[Info-vax] First ship poll: When will the first native x86-64 compilers ship ?
Bill Gunshannon
bill.gunshannon at gmail.com
Sat Apr 16 07:28:56 EDT 2022
On 4/15/22 22:10, Dave Froble wrote:
> On 4/15/2022 7:25 PM, Arne Vajhøj wrote:
>> On 4/15/2022 7:17 PM, Richard Maher wrote:
>>> On 15/04/2022 8:44 pm, Arne Vajhøj wrote:
>>>> On 4/15/2022 3:36 AM, Richard Maher wrote:
>>>>> On 15/04/2022 10:37 am, Galen wrote:
>>>>>> Richard Maher <maher_rjSPAMLESS at hotmail.com> wrote:
>>>>>>> COBOL evangelism, Love of protected subsystems (eg RMS, Rdb),
>>>>>>> Depression
>>>>>>> and PTSD after years of VMS abuse, dreams of VMS
>>>>>>> backend resurgence. . .
>>>>>>
>>>>>> What precisely, I dare ask, are you dreaming about VMS back
>>>>>> ends?
>>>>>
>>>>> Something like Kestrel that talks HTTP and can pass JSON to 3GL
>>>>> code a la mode de TIER3. FIDO2 Authentication support.
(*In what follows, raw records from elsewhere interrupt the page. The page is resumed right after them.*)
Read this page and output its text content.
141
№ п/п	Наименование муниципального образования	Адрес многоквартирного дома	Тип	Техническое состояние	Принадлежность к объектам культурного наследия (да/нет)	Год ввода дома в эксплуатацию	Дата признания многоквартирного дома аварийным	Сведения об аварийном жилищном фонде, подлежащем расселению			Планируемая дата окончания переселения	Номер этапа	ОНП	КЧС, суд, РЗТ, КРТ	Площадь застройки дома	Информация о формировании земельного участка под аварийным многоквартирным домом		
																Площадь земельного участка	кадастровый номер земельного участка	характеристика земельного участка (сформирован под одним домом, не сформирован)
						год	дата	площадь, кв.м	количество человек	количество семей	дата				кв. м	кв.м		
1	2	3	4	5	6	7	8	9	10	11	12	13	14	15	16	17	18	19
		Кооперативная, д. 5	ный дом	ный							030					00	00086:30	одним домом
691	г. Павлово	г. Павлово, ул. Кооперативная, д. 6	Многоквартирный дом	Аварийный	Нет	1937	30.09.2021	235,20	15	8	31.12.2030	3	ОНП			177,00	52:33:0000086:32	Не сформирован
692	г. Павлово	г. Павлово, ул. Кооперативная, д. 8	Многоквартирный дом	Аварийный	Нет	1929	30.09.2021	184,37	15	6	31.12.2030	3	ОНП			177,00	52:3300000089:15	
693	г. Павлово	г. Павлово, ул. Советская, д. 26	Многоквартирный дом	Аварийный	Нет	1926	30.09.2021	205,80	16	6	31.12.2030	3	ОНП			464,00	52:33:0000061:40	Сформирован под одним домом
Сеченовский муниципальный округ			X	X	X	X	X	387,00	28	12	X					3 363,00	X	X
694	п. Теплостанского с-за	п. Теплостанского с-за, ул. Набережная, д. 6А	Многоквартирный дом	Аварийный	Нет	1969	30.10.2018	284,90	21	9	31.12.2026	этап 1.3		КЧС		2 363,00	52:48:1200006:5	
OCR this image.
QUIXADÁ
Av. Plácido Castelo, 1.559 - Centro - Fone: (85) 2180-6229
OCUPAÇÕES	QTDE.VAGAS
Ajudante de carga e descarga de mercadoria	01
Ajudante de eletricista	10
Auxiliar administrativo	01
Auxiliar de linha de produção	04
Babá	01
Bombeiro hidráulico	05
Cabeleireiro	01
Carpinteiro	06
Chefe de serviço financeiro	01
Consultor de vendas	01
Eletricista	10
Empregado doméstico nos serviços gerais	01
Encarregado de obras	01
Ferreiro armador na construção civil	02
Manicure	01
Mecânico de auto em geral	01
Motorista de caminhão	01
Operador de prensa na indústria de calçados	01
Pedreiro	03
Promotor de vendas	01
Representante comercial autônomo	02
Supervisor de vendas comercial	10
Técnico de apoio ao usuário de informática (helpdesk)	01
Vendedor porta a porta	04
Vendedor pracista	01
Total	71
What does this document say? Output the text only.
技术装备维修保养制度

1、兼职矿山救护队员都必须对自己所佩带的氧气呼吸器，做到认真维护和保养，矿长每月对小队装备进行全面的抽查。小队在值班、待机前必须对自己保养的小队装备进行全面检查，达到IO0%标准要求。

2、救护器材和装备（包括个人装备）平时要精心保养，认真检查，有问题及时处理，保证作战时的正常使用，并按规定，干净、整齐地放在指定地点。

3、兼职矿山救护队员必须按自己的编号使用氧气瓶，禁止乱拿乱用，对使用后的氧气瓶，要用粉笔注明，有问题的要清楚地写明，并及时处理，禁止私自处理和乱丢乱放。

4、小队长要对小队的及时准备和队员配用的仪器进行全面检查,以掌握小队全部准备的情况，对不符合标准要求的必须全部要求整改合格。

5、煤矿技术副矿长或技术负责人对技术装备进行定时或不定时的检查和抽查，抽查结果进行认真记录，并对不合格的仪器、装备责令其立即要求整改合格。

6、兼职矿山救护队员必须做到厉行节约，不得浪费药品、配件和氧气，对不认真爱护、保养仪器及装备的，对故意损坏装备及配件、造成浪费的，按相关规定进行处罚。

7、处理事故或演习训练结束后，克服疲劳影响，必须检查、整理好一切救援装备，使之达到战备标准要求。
To start . .
>>>>> .
>>>>
>>>> Both Java and Python can provide nice embedded HTTP servers, do JSON
>>>> and
>>>> potentially interact with native code (Cobol or otherwise), but obvious
>>>> question is whether it wouldn't be better to do it all in either
>>>> Java or Python.
>>>
>>> This is the biggest mistake VMS has made for 20 years; throw away the
>>> existing
>>> customer base :-(
>>
>> Using the right tool for the job is hardly throwing away the
>> customer base.
>>
>> Cobol, Basic, Pascal, C etc. is just not the optimal language
>> for writing a new web service.
>>
>> Not on any platform.
>>
>> Arne
>
> Really depends on the web service, doesn't it?
>
Like maybe, IBM zSystem running COBOL with CICS and a DB2 backend.